List comprehension in Zygote

I’m trying to do something like this, (I hope the snippet is enough although it’s incomplete)
prob_primitives = [(θ[i+1], p) for (i, p) in enumerate(primitives)]
where primitives is a Vector. However, using this code in a Zygote.gradient call results in an error MethodError: no method matching iterate(::Nothing).

I’ve tried this code as an alternative,
prob_primitives = collect(zip(θ[2:end], primitives))
but collect constructs the array using mutation which is also unsupported.

Answering this myself: it’s possible by creating a Zygote.Buffer and instantiating this through mutation. I don’t know if it’s the best solution, but it works.

Zygote works fine with array comprehensions. I use it frequently. Here’s a simple example:

using Zygote

x = rand(5)
y = rand(5)

f(y) = sum([x[i] * y[i] for i in eachindex(y)])

Then for my random x,y, I have:

julia> Zygote.gradient(f, y)
([0.20735224892728188, 0.023609460904363777, 0.8209142299297378, 0.5328550686359217, 0.11713217978556711],)

You would get better help here in the forum by posting a self contained minimal reproducible example that produces your error. See PSA: make it easier to help you for more details on getting help.

2 Likes

While the Buffer “solution” does work, it complicates things and doesn’t make for very clean code, so I’d still like comprehension in general to work - but in most cases I still can’t make it.
Here’s an example where I can’t make it work, although it also uses a dictionary which might add another issue to the mix:


using Zygote

w = randn(5)
grads = gradient(Params(w)) do
    dict = Dict{Int, Float64}(i => v for (i,v) in enumerate(w))
    m = maximum(i*v for (i,v) in dict)
    k = randn(5)
    sum(k .- m)
end

results in MethodError: no method matching getindex(::Dict{Any,Any}). Besides, you only get this far with the generator syntax since the array comprehension syntax allocates an array and copies data into it, which is unsupported mutation. I’ve tried a bunch of variations on the maximum() line to no avail.

Indeed, learning Zygote has involved a bit of stepping on landmines of unsupported operations, but once you learn those bits, it’s quite amazing. Here, your problem is differentiating through indexing into a Dict. Here’s a minimal version that works (no dict)

using Zygote

w = randn(5)

grads = gradient(Params([w])) do
    m = maximum(i*v for (i,v) in enumerate(w))
    k = randn(5)
    sum(k .- m)
end
julia> grads[w]
5-element Array{Float64,1}:
   0.0
   0.0
   0.0
   0.0
 -50.0

Note a couple important changes from your version:

  • No Dict. In fact, there is no intermediate data structure to hold the pairs at all.
  • Params(w) should be Params([w]) or Params((w,)) because the argument to Params should be an iterable of objects you want to differentiate w.r.t.

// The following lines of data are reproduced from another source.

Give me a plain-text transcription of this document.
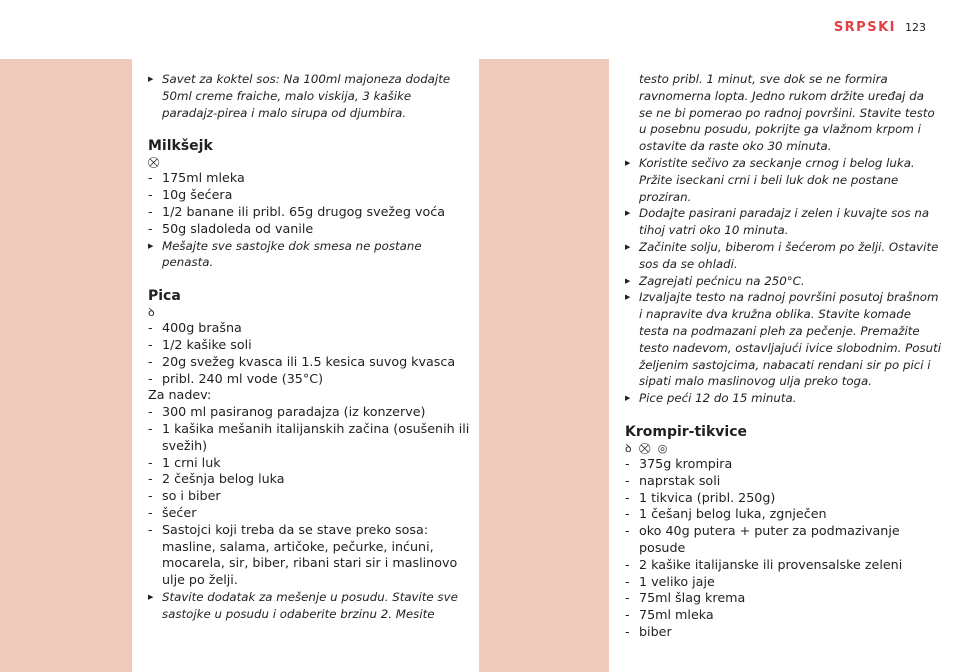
SRPSKI 123
▶ Savet za koktel sos: Na 100ml majoneza dodajte
50ml creme fraiche, malo viskija, 3 kašike
paradajz-pirea i malo sirupa od djumbira.
Milkšejk
⛒
- 175ml mleka
- 10g šećera
- 1/2 banane ili pribl. 65g drugog svežeg voća
- 50g sladoleda od vanile
▶ Mešajte sve sastojke dok smesa ne postane
penasta.
Pica
ꝺ
- 400g brašna
- 1/2 kašike soli
- 20g svežeg kvasca ili 1.5 kesica suvog kvasca
- pribl. 240 ml vode (35°C)
Za nadev:
- 300 ml pasiranog paradajza (iz konzerve)
- 1 kašika mešanih italijanskih začina (osušenih ili
svežih)
- 1 crni luk
- 2 češnja belog luka
- so i biber
- šećer
- Sastojci koji treba da se stave preko sosa:
masline, salama, artičoke, pečurke, inćuni,
mocarela, sir, biber, ribani stari sir i maslinovo
ulje po želji.
▶ Stavite dodatak za mešenje u posudu. Stavite sve
sastojke u posudu i odaberite brzinu 2. Mesite
testo pribl. 1 minut, sve dok se ne formira
ravnomerna lopta. Jedno rukom držite uređaj da
se ne bi pomerao po radnoj površini. Stavite testo
u posebnu posudu, pokrijte ga vlažnom krpom i
ostavite da raste oko 30 minuta.
▶ Koristite sečivo za seckanje crnog i belog luka.
Pržite iseckani crni i beli luk dok ne postane
proziran.
▶ Dodajte pasirani paradajz i zelen i kuvajte sos na
tihoj vatri oko 10 minuta.
▶ Začinite solju, biberom i šećerom po želji. Ostavite
sos da se ohladi.
▶ Zagrejati pećnicu na 250°C.
▶ Izvaljajte testo na radnoj površini posutoj brašnom
i napravite dva kružna oblika. Stavite komade
testa na podmazani pleh za pečenje. Premažite
testo nadevom, ostavljajući ivice slobodnim. Posuti
željenim sastojcima, nabacati rendani sir po pici i
sipati malo maslinovog ulja preko toga.
▶ Pice peći 12 do 15 minuta.
Krompir-tikvice
ꝺ ⛒ ◎
- 375g krompira
- naprstak soli
- 1 tikvica (pribl. 250g)
- 1 češanj belog luka, zgnječen
- oko 40g putera + puter za podmazivanje
posude
- 2 kašike italijanske ili provensalske zeleni
- 1 veliko jaje
- 75ml šlag krema
- 75ml mleka
- biber
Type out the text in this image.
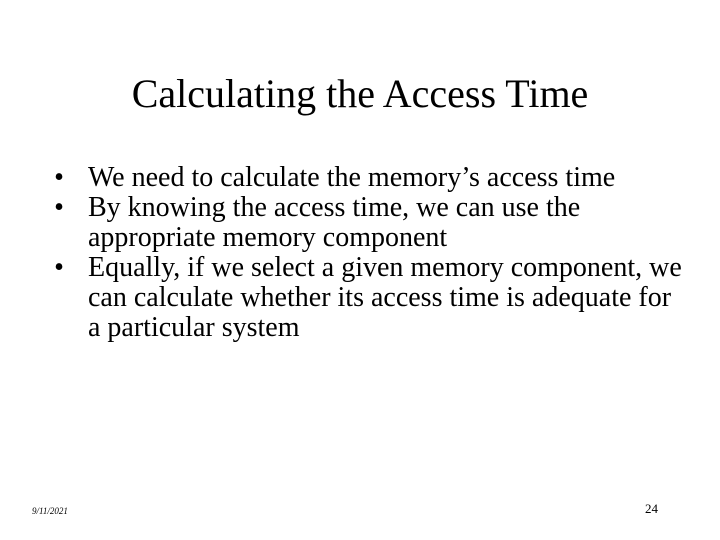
Calculating the Access Time
• We need to calculate the memory’s access time
• By knowing the access time, we can use the appropriate memory component
• Equally, if we select a given memory component, we can calculate whether its access time is adequate for a particular system
9/11/2021	24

Is it doable with the dictionary, though? My example is a condensed version of some code I actually have, and the data structure I need to iterate over is indeed a dictionary. Unlike the toy case, I can’t easily replace the dict with something else.

I haven’t been able to get any function that constructs a Dict and then accesses it to work with Zygote. But this hasn’t really come up in any applications that I’ve built. Usually, when I need to create key-value mappings and work with them inside of differentiable functions, I use NamedTuples and it works great.

This can be made to work if instead of iterating over the dictionary one iterates over the keys explicitly:

w = randn(5)
grads = Zygote.gradient(Zygote.Params(w)) do
    dict = Dict{Int, Float64}(i => v for (i,v) in enumerate(w))
    # m = maximum(i*v for (i,v) in dict) # doesn't work
    m = maximum(i -> i * dict[i], eachindex(w)) # works
    k = randn(5)
    sum(k .- m)
end

This works because getindex(d::Dict, ...) has adjoints defined in Zygote, whereas I’m not sure the iteration protocol does. In general, I have found that iterating over set-like unordered containers like Dicts doesn’t tend to work unless you reformulate it into iteration over array-like containers (e.g. iterating over eachindex(w) here). I wouldn’t recommend using Dicts this way in performance critical areas, but if you are just returning e.g. Dicts of loss function values that should be fine.

1 Like

Unfortunately, eachindex or keys on a dictionary returns a Base.KeySet which is also a dictionary-like container (e.g. map is undefined). And collect is seemingly unsupported since internally it mutates an array.